En su último día en la Tierra, Lanier cortó leña para la estufa —más un adorno que una necesidad— y disfrutó del trabajo físico. La inserción de la cuña de hierro y el sólido golpe del martillo. Amontonar los leños. Ritos sólidos, extenuantes, apremiantes, y antiguos.
Había observado a Karen horneando pan, y por la tarde probó una rebanada de una hogaza fresca.
—Hoy quedo libre de mis pequeños ayudantes —dijo, señalando una marca en un calendario de pared.
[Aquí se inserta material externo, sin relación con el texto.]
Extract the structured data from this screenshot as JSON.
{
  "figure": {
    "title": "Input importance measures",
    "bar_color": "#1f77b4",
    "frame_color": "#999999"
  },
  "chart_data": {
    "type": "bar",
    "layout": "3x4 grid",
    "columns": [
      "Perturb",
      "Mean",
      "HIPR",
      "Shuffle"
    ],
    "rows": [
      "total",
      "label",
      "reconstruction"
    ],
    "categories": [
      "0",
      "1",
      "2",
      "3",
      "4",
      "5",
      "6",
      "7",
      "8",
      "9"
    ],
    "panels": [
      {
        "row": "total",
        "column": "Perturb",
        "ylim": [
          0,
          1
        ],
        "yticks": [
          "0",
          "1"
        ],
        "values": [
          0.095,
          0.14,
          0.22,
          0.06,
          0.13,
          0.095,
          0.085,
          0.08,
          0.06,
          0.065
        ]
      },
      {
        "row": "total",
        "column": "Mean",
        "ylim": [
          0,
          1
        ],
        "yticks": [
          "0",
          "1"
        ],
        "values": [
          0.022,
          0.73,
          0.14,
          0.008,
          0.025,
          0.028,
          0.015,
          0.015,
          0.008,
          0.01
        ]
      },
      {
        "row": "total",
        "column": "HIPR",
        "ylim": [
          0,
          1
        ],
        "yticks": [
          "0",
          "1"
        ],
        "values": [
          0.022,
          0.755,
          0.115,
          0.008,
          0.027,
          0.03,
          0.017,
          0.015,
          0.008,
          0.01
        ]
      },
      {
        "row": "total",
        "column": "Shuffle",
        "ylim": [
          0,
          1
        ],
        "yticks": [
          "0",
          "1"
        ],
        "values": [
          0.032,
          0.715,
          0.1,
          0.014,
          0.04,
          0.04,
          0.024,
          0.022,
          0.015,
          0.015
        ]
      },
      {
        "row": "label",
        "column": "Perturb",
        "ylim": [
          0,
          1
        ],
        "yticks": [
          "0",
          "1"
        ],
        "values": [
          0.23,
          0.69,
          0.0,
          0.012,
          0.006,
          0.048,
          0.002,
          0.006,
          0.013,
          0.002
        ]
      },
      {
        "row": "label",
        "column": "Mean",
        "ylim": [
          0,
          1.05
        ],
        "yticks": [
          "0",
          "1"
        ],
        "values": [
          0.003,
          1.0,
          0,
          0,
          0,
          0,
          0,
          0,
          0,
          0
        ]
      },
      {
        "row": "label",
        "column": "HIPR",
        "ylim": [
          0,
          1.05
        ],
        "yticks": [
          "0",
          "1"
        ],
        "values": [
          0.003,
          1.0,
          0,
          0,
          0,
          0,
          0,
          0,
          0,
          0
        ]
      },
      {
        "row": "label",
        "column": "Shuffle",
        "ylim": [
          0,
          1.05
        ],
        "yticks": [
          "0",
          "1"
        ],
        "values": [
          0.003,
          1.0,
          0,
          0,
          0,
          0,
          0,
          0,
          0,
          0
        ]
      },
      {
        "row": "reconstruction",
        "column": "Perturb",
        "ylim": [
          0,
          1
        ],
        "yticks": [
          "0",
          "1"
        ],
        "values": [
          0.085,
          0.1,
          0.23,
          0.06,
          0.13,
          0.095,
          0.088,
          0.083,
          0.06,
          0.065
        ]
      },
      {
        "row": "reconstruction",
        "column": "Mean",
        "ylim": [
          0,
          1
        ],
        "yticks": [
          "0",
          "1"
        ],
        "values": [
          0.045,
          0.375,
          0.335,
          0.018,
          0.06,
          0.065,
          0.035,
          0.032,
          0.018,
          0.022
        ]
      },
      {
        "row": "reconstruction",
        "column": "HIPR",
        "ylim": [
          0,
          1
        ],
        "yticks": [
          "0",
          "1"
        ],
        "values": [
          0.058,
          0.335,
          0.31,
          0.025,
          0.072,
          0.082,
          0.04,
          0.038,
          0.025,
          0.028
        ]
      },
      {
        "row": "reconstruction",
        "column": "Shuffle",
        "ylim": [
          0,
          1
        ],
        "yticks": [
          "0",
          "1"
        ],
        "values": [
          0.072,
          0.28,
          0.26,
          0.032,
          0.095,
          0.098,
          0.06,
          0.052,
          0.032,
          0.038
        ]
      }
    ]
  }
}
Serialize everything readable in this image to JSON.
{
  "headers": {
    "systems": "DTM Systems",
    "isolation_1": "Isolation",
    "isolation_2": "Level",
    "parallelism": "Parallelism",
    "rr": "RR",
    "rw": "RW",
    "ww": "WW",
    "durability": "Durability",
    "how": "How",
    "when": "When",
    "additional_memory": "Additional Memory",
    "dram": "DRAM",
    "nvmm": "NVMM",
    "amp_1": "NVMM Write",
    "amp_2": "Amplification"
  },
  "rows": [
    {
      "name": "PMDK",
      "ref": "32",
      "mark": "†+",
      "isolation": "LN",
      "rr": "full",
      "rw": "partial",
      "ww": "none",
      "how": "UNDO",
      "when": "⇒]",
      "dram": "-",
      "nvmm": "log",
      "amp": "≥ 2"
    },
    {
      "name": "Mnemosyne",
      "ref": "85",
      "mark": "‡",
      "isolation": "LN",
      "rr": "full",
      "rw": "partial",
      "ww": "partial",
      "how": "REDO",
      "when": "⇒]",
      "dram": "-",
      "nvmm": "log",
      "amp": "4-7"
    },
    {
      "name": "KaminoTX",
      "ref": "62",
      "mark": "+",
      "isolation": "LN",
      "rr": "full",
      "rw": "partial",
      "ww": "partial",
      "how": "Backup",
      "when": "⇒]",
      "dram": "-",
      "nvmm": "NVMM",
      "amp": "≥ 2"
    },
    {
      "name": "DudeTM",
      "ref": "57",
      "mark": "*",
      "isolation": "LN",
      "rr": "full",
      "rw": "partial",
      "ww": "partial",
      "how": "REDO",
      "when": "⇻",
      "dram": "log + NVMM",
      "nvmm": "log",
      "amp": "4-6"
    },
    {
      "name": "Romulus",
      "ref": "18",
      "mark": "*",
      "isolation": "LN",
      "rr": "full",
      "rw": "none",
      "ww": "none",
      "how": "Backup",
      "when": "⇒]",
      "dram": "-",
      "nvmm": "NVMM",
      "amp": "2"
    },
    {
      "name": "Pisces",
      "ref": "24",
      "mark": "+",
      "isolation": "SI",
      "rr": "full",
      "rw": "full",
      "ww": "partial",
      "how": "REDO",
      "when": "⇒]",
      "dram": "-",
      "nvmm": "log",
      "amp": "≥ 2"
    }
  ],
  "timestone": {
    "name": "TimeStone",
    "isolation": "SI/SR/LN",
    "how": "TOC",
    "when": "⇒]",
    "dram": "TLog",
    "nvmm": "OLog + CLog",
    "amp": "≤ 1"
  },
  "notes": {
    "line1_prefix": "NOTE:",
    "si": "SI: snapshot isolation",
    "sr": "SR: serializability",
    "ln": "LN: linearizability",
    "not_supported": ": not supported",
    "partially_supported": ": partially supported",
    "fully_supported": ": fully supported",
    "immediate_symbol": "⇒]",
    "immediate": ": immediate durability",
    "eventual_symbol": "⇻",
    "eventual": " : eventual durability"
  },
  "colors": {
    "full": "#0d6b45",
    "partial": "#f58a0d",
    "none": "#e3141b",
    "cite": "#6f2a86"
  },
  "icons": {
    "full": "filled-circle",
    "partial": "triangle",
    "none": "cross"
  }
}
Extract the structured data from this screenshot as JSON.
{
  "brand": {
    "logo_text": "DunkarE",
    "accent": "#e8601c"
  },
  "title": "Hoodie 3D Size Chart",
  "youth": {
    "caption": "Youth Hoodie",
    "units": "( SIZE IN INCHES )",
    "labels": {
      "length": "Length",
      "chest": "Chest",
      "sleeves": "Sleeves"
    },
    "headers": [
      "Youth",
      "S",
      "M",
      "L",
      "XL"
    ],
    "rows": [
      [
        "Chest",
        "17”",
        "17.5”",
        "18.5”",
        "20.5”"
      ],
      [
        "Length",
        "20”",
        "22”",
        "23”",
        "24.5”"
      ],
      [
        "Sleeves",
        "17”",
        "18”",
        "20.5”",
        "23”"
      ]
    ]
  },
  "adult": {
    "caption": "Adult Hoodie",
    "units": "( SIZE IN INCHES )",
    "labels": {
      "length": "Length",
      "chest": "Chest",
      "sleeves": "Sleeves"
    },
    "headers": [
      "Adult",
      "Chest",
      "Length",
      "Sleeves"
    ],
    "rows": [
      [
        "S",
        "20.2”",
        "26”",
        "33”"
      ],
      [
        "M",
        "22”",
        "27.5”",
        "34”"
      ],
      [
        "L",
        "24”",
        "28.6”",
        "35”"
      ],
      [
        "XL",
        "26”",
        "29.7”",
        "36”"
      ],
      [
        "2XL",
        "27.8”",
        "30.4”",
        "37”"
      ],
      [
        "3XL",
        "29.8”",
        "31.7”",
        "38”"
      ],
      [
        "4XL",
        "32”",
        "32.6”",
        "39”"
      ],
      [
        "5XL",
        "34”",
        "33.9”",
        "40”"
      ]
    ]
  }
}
Todos sus remotos médicos internos ya se habrían disuelto.
—Deberías llamar a Christchurch para pedir otro chequeo —dijo Karen, siguiéndolo con sus ojos verdes.
—No me quieren quitar la implantación —le dijo Lanier—. Mientras no acepten eso, boicotearé la pequeña tiranía médica de Ras Mishiney.
Ella sonrió.
Obviamente no estaba de acuerdo, pero no quería discutir más.
—Está bueno el pan —dijo él, calzándose las botas, regocijándose en la musculatura que había descubierto cortando leña—. Alegra el mundo entero con su olor.
—Es una vieja receta inglesa, con algunas mejoras de Hunan —dijo Karen, sacando otra hogaza del horno—. Mi madre lo llamaba el «pan de las cuatro unidades». —Dejó la hogaza en una repisa—. ¿Vas a caminar?
Él asintió.
—Necesito estirarme y enfriarme después de esa faena, Karen. ¿Quieres venir?
—Me faltan cuatro hogazas más —dijo ella, cogiéndolo del brazo y besándole la mejilla. Le acarició la barba crecida y canosa con una mano solícita—. Puedes ir. Tendré la cena preparada cuando regreses.
Lanier cogió el sendero del fondo y se internó en un viejo bosque de coniferas que había logrado sobrevivir a las talas del siglo XX. Los tupidos helechos y la creciente techumbre de ramas arrojaban una sombra verdosa con retazos de sol. Revoloteaban pájaros en medio de la espesura.
Había caminado dos kilómetros cuando sintió una debilidad en el flanco derecho. Caminando unos metros más, notó un aturdimiento acompañado por un hormigueo sordo. Sintió la humedad del sudor en las axilas y se apoyó en el bastón. Le temblaban las piernas. Cuando ya no pudo tenerse en pie, se sentó en un tocón mohoso.
Lado derecho. Izquierda del cerebro. Se había producido una nueva hemorragia en el hemisferio izquierdo del cerebro.
—Tenía a mis pequeños ayudantes —dijo, con una voz de dolor aguda e infantil—. Tienen que haberme arreglado. Esto no debería suceder.